Intel® Fortran Compiler Classic and Intel® Fortran Compiler Developer Guide and Reference

ID 767251
Date 3/22/2024
Public

A newer version of this document is available. Customers should click here to go to the newest version.

Document Table of Contents

Profile-Guided Optimization

Profile-guided Optimization (PGO) improves application performance by shrinking code size, reducing branch mispredictions, and reorganizing code layout to reduce instruction-cache problems. PGO provides information to the compiler about areas of an application that are most frequently executed. By knowing these areas, the compiler is able to be more selective and specific in optimizing the application.

NOTE:
This section describes profile-guided optimization (PGO) for ifort. ifx implements PGO using certain Clang fprofile options. We do not document Clang options. For more information about Clang options, see the Clang documentation.

PGO consists of three phases or steps.

  1. Instrument the program. The compiler creates and links an instrumented program from your source code and special code from the compiler.

  2. Run the instrumented executable. Each time you execute the instrumented code, the instrumented program generates a dynamic information file, which is used in the final compilation.

  3. Final compilation. When you compile a second time, the dynamic information files are merged into a summary file. Using the summary of the profile information in this file, the compiler attempts to optimize the execution of the most heavily traveled paths in the program.

See Profile-Guided Optimization Options for information about the supported options and Profile an Application for specific details about using PGO from the command line.

PGO provides the following benefits:

  • Use profile information for register allocation to optimize the location of spill code.

  • Improve branch prediction for indirect function calls by identifying the most likely targets. Some processors have longer pipelines, which improves branch prediction and translates into high performance gains.

  • Detect and do not vectorize loops that execute only a small number of iterations, reducing the runtime overhead that vectorization might otherwise add.

Interprocedural optimization (IPO) and PGO can affect each other; using PGO can often enable the compiler to make better decisions about inline function expansion, which increases the effectiveness of interprocedural optimizations. Unlike other optimizations, such as those strictly for size or speed, the results of IPO and PGO vary. This variability is due to the unique characteristics of each program, which often include different profiles and different opportunities for optimizations.

Performance Improvements with PGO

PGO works best for code with many frequently executed branches that are difficult to predict at compile time. An example is the code with intensive error-checking in which the error conditions are false most of the time. The infrequently executed (cold) error-handling code can be relocated so the branch is rarely predicted incorrectly. Minimizing cold code interleaved into the frequently executed (hot) code improves instruction cache behavior.

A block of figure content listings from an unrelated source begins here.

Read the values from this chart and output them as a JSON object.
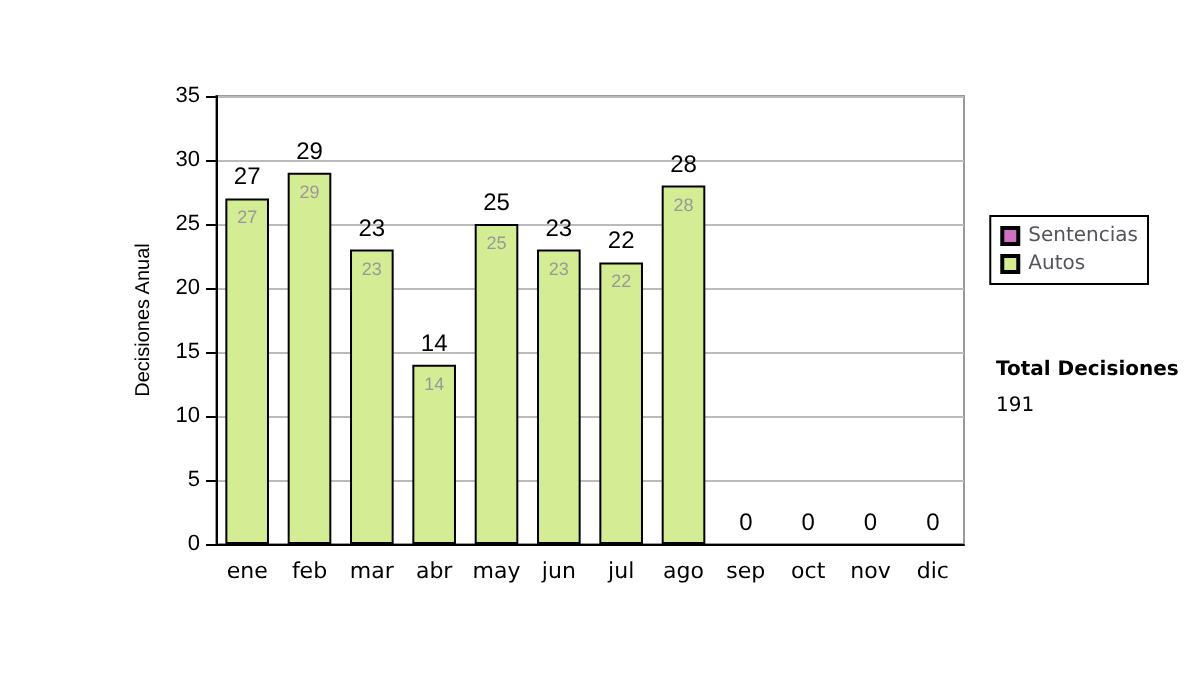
{
  "chart_data": {
    "type": "bar",
    "ylabel": "Decisiones Anual",
    "categories": [
      "ene",
      "feb",
      "mar",
      "abr",
      "may",
      "jun",
      "jul",
      "ago",
      "sep",
      "oct",
      "nov",
      "dic"
    ],
    "series": [
      {
        "name": "Autos",
        "color": "#d4ec94",
        "values": [
          27,
          29,
          23,
          14,
          25,
          23,
          22,
          28,
          0,
          0,
          0,
          0
        ],
        "value_labels": [
          "27",
          "29",
          "23",
          "14",
          "25",
          "23",
          "22",
          "28",
          null,
          null,
          null,
          null
        ]
      },
      {
        "name": "Sentencias",
        "color": "#d070c0",
        "values": [
          0,
          0,
          0,
          0,
          0,
          0,
          0,
          0,
          0,
          0,
          0,
          0
        ]
      }
    ],
    "stacked": true,
    "totals": [
      "27",
      "29",
      "23",
      "14",
      "25",
      "23",
      "22",
      "28",
      "0",
      "0",
      "0",
      "0"
    ],
    "ylim": [
      0,
      35
    ],
    "yticks": [
      0,
      5,
      10,
      15,
      20,
      25,
      30,
      35
    ],
    "grid": "y",
    "legend": "right",
    "annotations": [
      "Total Decisiones",
      "191"
    ]
  }
}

When you use PGO, consider the following guidelines:

  • Minimize changes to your program after you execute the instrumented code and before feedback compilation. During feedback compilation, the compiler ignores dynamic information for functions modified after that information was generated. If you modify your program, the compiler can issue a warning that the dynamic information does not correspond to a modified function when PGO remarks are enabled or found in the optimization report.

  • Repeat the instrumentation compilation if you make many changes to your source files after execution and before feedback compilation.

  • Know the sections of your code that are the most heavily used. If the data set provided to your program is very consistent and displays similar behavior on every execution, then PGO can probably help optimize your program execution.

  • Different data sets can result in different algorithms being called. The difference can cause the behavior of your program to vary for each execution. In cases where your code behavior differs greatly between executions, PGO may not provide noticeable benefits. If it takes multiple data sets to accurately characterize application performance, execute the application with all data sets then merge the dynamic profiles; this technique should result in an optimized application.

You must insure that the benefit of the profiled information is worth the effort required to maintain up-to-date profiles.